The "injected script" runs in a different JS context (in the unsafe "MAIN" world), so it doesn't have access to `chrome` API, which is exposed only in the safe content script's default "ISOLATED" world.
For a content script that runs in all sites you'll have to use CustomEvent messaging between the default content script and the injected script (example:
https://stackoverflow.com/a/19312198/). The content script will use chrome.runtime.sendMessage to relay the message to the background script.
In case the content script runs only in a few specified sites you can use
external messaging, but that doesn't apply to your case.

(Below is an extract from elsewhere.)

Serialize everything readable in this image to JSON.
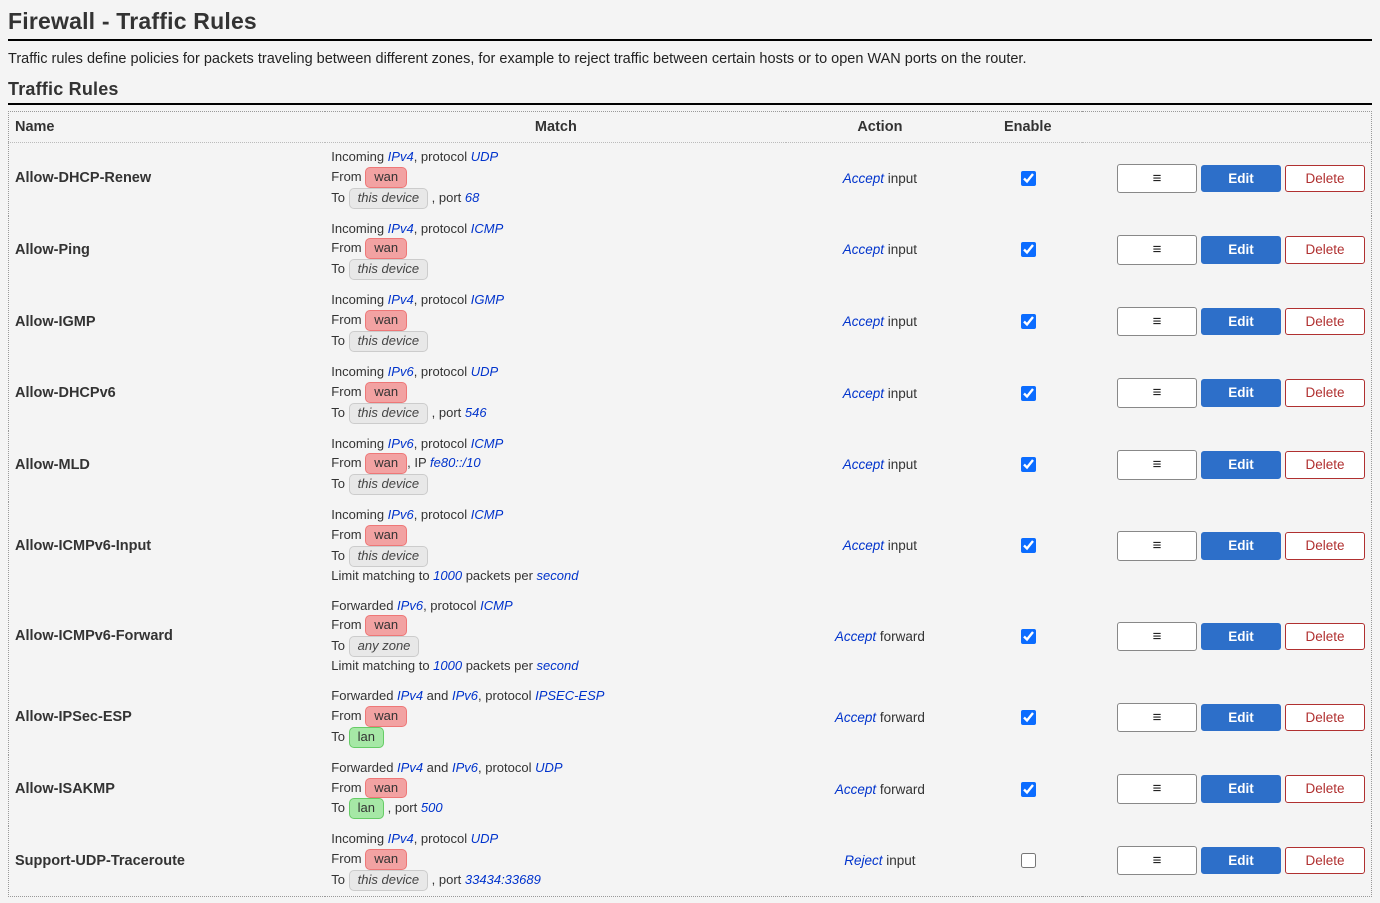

BTW since you use document_start your goal is probably to run the injected script before the page runs its scripts, but it's not what happens now because the script element you've added is loading asynchronously due to the use of `src`, so it will run after an inline <script>foo</script> in the page as well as possibly other small remote scripts. The solution is to declare the injected script separately in manifest.json so you don't need to inject it manually:
"content_scripts": [{
"matches": [...],
"js": ["content.js"],
"run_at": "document_start"
}, {
"matches": [...],
"js": ["injected.js"],
"run_at": "document_start",
"world": "MAIN"
}],
* remove injectScript function from content.js, add CustomEvent messaging
* remove "web_accessible_resources" from manifest.json
* remove "type": "module" from content_scripts in manifest.json as there's no such key and there's no way to declare a module content script.